Risk and Privacy Expertise:

• Leading comprehensive risk assessments to identify, evaluate, and prioritize risks across business-critical areas, including operational, IT, security, and compliance risks.
• Developing actionable recommendations to mitigate identified risks.
• Designing and implementing enterprise-wide risk management frameworks aligning with best practices such as NIST RMF and ISO 31000.
• Assess clients' data governance maturity and recommend strategies for improvement and scalability.
• Identify and analyze privacy-related gaps or risks, advising clients on remediation strategies and best practices in cybersecurity and compliance.
• Conduct data mapping exercises (manual or tool-based) to support privacy and governance objectives.

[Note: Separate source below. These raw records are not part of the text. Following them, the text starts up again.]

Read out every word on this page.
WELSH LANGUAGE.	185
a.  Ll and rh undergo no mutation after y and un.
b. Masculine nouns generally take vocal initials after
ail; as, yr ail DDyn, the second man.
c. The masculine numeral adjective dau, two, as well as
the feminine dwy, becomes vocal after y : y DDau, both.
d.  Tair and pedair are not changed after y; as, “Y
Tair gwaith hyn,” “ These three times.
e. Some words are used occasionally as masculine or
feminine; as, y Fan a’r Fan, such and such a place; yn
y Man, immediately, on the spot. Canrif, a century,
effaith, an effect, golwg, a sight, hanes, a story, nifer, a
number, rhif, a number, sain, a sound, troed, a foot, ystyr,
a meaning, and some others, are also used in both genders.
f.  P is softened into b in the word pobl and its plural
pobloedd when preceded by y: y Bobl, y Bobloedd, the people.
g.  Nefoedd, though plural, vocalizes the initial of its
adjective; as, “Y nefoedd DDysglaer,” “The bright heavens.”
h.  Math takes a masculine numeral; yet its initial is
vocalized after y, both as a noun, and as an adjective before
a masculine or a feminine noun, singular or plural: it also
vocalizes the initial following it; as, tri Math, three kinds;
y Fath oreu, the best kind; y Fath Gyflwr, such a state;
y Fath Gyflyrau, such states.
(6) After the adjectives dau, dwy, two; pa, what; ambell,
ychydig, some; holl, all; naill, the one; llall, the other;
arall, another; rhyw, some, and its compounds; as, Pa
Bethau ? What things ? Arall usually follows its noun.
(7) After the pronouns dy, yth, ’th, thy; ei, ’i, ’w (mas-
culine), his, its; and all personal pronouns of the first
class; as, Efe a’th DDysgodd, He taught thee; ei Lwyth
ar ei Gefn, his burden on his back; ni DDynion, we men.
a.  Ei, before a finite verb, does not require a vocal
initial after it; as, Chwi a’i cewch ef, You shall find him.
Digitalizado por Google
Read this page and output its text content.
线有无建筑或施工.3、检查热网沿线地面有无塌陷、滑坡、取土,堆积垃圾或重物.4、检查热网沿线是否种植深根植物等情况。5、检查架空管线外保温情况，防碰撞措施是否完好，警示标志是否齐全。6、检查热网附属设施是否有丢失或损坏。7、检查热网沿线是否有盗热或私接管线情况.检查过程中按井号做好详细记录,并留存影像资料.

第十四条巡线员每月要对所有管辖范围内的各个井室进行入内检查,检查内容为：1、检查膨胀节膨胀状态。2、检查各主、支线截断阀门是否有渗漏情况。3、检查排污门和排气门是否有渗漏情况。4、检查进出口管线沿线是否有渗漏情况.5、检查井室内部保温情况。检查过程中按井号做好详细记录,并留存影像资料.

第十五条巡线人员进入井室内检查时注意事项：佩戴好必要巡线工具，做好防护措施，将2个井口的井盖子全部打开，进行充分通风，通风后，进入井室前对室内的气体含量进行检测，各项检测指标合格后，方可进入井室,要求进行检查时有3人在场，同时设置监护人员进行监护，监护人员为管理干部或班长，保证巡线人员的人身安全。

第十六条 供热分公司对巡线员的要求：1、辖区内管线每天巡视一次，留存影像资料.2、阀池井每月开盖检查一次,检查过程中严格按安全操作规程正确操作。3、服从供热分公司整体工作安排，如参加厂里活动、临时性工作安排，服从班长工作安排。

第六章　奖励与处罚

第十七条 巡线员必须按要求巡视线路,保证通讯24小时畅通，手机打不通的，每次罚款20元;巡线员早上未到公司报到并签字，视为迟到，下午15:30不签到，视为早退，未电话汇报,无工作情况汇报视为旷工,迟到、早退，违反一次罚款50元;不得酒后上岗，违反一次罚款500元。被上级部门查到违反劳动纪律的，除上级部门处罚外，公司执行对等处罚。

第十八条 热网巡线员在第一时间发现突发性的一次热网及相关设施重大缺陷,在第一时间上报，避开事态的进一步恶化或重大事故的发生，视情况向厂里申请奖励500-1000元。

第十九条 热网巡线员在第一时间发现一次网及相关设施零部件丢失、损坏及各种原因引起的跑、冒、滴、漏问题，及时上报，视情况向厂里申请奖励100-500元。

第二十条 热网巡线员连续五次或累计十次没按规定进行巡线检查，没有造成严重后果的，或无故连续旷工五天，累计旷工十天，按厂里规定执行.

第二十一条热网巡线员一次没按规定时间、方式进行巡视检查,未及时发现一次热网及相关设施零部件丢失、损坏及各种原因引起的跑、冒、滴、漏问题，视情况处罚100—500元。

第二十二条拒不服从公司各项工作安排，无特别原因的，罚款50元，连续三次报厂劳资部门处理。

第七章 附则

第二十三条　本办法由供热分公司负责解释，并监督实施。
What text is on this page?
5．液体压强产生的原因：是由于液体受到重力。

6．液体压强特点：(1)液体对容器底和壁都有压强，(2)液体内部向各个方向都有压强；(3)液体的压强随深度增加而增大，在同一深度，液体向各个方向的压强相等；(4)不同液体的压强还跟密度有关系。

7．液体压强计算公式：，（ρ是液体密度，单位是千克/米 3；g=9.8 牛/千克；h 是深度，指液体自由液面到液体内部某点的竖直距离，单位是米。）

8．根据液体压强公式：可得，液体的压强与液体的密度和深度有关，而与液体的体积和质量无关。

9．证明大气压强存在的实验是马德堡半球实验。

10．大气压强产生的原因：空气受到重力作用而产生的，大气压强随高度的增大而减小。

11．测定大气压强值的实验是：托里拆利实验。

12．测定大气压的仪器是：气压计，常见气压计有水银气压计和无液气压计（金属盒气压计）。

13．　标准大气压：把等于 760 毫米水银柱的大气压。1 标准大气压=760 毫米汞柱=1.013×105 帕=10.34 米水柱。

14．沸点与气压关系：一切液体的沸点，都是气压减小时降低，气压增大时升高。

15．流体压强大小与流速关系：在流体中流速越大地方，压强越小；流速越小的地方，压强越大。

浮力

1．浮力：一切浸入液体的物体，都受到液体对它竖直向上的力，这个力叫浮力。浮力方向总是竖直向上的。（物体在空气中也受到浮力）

Collaboration & Leadership:

• Work closely with internal project management team to provide project status updates and key client-related communications
• Provide mentorship and guidance to junior team members, fostering growth and expertise within the team.
• Contribute to team initiatives and evolving best practices to continually improve service delivery

Necessary skills and qualifications:

• Bachelor's degree in information security or related discipline
• Excellent written and verbal skills
• Hold current standing with at least 1 industry-relevant certification such as CDPSE, CISM, CRISC, CIPM, CIPP
• Proven experience in building programs for Risk Management, Privacy, and Data Governance
• In-depth understanding of regulations/frameworks, including but not limited to CCPA/CPRA, GDPR, NIST CSF, NIST Privacy, NIST RMF, PCI, ISO, HIPAA
• Strong technical skills and understanding of industry-relevant tools
• Ability to coordinate and manage multiple priorities in a fast-paced environment, working both independently and collaboratively
• A high degree of motivation and work ethic, to meet defined internal and external timelines
• Ability to travel up to 10% for client-related or internal-related activities as needed

Bonus Points:

• At least 2 years' experience in a client-facing role (e.g., consulting or external auditor)
• Experience presenting findings to executive stakeholders or boards
• Experience operating industry-relevant tools (e.g., GRC platforms, and other privacy and risk management solutions)

We've got you covered!

• Comprehensive benefits offering
• Paid time off and holidays
• 401k with Company match
• Vibrant work culture

Additional requirements:

• A valid driver's license is required.
• Eligibility to work in the United States.

EEOC Statement

Tevora is proud to be an Equal Opportunity Employer. All qualified applicants will receive consideration for employment without regard to race, color, religion, gender, gender identity or expression, pregnancy, sexual orientation, gender identity, national origin, age, protected veteran status, disability status, or other applicable legally protected characteristics.